3 Jul

Seeker the Scow.
Good day today, but that’s because Wayne, who’s back in New Jersey for a couple of weeks, and Bill Thompson, bore down and milled out ninety pieces of bulkhead staves, complete with grooves and splines. (Spines are thin pieces of wood that fit in adjacent grooves, matching two boards together
and rendering them watertight.) This is hand repetitive work that has no glory in it. But it has to be done, and Wayne and Bill have the kind of grit that allows them to wade through difficult work. It saved me three days of milling. As it was, I was able to install all the bulkhead pieces on the raised fo’c’sle and quarterdeck, with the able and agile assistance of Jonah, fresh back from San Francisco. It’s always interesting how a task evolves. At first, it’s construction, but soon, it becomes production, that is, if you use your brain. That’s the part that I enjoy the most now. Fitting wood is no longer engaging. The thrill of seeing two pieces fit together perfectly, is gone. Not to say it isn’t pleasing. The thrill is in figuring out how to do something more efficiently, easier, and quicker. By the end of the day, we were cutting and fitting boards so fast it looked like time lapse.
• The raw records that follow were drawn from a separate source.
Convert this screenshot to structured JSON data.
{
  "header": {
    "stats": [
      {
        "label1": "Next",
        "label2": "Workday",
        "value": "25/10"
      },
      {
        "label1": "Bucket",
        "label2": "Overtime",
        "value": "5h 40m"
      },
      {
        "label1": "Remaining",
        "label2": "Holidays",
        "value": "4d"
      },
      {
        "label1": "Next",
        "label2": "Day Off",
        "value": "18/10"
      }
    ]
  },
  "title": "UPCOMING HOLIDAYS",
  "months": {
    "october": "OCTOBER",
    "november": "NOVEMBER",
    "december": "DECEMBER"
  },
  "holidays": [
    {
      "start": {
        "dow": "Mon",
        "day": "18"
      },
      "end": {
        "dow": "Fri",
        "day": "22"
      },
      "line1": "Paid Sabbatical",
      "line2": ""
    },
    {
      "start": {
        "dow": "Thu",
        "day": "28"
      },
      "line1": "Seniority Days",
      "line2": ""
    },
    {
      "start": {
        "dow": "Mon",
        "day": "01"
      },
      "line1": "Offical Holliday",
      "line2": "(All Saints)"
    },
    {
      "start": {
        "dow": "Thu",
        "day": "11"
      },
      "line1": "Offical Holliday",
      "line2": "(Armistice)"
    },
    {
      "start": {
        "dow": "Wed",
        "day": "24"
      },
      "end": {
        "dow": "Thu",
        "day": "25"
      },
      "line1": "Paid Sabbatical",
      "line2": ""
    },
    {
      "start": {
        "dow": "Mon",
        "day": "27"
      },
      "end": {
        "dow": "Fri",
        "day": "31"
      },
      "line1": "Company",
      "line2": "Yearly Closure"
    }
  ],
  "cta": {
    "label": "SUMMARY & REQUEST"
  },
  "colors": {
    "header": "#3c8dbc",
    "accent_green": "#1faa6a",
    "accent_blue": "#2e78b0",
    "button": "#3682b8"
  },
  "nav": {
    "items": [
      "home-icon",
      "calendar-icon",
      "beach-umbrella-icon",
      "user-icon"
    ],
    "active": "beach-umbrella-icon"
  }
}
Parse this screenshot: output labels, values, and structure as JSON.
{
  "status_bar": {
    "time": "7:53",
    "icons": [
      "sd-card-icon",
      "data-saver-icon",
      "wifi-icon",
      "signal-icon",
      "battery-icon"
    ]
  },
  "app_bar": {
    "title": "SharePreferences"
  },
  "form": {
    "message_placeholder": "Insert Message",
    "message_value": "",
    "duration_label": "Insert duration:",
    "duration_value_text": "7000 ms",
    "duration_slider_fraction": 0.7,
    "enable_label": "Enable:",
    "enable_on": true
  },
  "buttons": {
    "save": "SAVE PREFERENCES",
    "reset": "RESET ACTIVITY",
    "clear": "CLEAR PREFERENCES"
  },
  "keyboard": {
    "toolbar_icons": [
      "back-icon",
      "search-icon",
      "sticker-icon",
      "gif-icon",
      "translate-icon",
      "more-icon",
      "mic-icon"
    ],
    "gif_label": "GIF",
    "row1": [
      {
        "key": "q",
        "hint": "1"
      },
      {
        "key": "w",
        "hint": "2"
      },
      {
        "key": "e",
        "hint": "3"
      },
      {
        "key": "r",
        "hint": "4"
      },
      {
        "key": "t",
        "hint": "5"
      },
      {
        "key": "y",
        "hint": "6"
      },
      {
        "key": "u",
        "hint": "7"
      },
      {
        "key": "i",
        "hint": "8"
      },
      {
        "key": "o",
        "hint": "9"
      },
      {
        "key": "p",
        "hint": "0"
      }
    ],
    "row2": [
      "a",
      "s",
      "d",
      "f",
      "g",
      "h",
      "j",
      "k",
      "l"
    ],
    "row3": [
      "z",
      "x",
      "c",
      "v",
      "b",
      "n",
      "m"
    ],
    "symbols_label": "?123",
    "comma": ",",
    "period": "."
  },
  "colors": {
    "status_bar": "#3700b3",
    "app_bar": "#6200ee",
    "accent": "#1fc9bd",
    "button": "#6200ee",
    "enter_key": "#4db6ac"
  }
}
It’s timely, this influx of talented workers.
Tim also was a great help. He cleaned all the double plank compound that squeezed out during installation, and then he cleaned the shop. He’s such a detail guy.
Special thanks to Paul for his guided tours and attention to the donation box.
Dick Iacovello, along with being the project photographer, is also a life saver. Usually, he shows up with an organic fresh fruit/vege shake which gives Jonah and I a much needed second wind.
That’s it for now. Next up, finishing up the last four rows of botton planking.